Kapoor Rakesh, Das Namrata, Miriyala Raviteja, Sood Ashwani, Oinam Arun, Singh Navneet
Department of Radiotherapy and Oncology, Postgraduate Institute of Medical Education and Research, Chandigarh 160012, India.
Department of Nuclear Medicine, Postgraduate Institute of Medical Education and Research, Chandigarh 160012, India.
Phys Imaging Radiat Oncol. 2020 Mar 27;13:50-54. doi: 10.1016/j.phro.2020.03.005. eCollection 2020 Jan.
Radiotherapy treatment planning of radical doses for concurrent chemoradiation in Stage III non-small-cell lung cancer (NSCLC) presents many challenges. This dosimetric study aimed to analyse the impact of spatial location of tumour and nodal burden in limiting the achievement of normal organ constraints and the use of appropriate radiotherapy technique to address it.
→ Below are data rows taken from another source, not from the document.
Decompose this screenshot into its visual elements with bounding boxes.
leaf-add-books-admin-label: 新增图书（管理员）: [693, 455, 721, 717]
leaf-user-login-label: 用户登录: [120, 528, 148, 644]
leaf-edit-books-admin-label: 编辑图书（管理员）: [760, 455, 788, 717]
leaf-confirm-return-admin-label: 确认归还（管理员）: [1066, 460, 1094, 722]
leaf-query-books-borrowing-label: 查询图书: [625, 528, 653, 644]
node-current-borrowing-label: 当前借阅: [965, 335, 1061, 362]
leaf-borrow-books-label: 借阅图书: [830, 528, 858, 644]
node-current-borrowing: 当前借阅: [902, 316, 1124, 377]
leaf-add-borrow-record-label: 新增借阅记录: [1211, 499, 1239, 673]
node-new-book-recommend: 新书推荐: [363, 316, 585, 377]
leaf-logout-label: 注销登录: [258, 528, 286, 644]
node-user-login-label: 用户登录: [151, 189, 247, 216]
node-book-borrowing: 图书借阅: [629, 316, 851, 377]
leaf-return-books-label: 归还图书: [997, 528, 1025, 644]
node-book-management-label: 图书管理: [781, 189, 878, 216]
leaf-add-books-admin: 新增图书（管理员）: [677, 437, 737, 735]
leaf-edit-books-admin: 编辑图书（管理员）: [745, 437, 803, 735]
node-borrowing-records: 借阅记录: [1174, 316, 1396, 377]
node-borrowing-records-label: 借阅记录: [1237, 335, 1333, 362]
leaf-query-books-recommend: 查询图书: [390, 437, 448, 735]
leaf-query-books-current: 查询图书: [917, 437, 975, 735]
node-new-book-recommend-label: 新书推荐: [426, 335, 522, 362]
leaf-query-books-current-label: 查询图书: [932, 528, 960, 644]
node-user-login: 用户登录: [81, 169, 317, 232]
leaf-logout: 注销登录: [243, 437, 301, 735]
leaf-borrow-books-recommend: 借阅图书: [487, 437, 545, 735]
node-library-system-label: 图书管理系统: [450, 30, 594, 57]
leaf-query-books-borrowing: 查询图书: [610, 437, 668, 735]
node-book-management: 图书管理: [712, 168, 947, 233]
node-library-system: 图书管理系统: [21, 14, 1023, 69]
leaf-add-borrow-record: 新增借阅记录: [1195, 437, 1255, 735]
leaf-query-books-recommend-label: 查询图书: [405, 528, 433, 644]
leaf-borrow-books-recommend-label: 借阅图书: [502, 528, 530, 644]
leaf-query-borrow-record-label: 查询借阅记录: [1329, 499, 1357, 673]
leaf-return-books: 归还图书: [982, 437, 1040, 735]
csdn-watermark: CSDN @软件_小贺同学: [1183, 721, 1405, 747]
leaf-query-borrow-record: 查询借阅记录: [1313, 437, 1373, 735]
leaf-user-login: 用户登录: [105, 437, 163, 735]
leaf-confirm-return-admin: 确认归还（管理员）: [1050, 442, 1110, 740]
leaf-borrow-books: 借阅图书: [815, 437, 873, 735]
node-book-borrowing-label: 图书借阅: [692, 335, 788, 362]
Fifteen Stage III NSCLC patients underwent F-fluorodeoxyglucose-positron emission tomography (FDG-PET)/computed tomography (CT) based treatment planning. VMAT (Volumetric Modulated Arc Radiotherapy) plans were made for all patients treated by 3D-CRT (3-Dimensional Conformal Radiotherapy). A binomial logistic regression was performed to ascertain the tumour and nodal characteristics that decreased the likelihood of being planned to 60 Gy.
Inability to achieve normal tissue constraints, particularly spinal cord dose to less than 50 Gy, during initial planning by the assigned treatment technique was the primary dose limiting factor in four patients (p = 0.02). Alternate VMAT plans could achieve the dose constraints where 3D-CRT was unsuccessful in patients with bulky central disease in two patients. This technique fell short when there was gross vertebral body erosion.
For tumours with bulky central disease, VMAT should be preferred. With gross vertebral body erosion, even VMAT falls short if the planning target volume includes the spinal cord. In a subset of Stage III NSCLC upfront chemoradiation to radical doses may not be feasible.
III期非小细胞肺癌(NSCLC)同步放化疗根治性剂量的放射治疗计划面临诸多挑战。本剂量学研究旨在分析肿瘤的空间位置和淋巴结负荷对限制正常器官剂量限制实现的影响,以及采用适当的放射治疗技术来解决这一问题。
15例III期NSCLC患者接受基于氟脱氧葡萄糖正电子发射断层扫描(FDG-PET)/计算机断层扫描(CT)的治疗计划。为所有接受三维适形放疗(3D-CRT)的患者制定容积调强弧形放疗(VMAT)计划。进行二项式逻辑回归分析,以确定降低计划剂量至60 Gy可能性的肿瘤和淋巴结特征。
在最初计划中,采用指定治疗技术无法实现正常组织剂量限制,尤其是脊髓剂量低于50 Gy,这是4例患者的主要剂量限制因素(p = 0.02)。对于两名中央型大肿块疾病患者,当3D-CRT未能成功实现剂量限制时,替代的VMAT计划可以实现剂量限制。当存在椎体明显侵蚀时,该技术效果不佳。
对于中央型大肿块疾病的肿瘤,应首选VMAT。如果计划靶体积包括脊髓,即使是VMAT,在椎体明显侵蚀的情况下也可能无法达到要求。在一部分III期NSCLC患者中, upfront同步放化疗至根治性剂量可能不可行。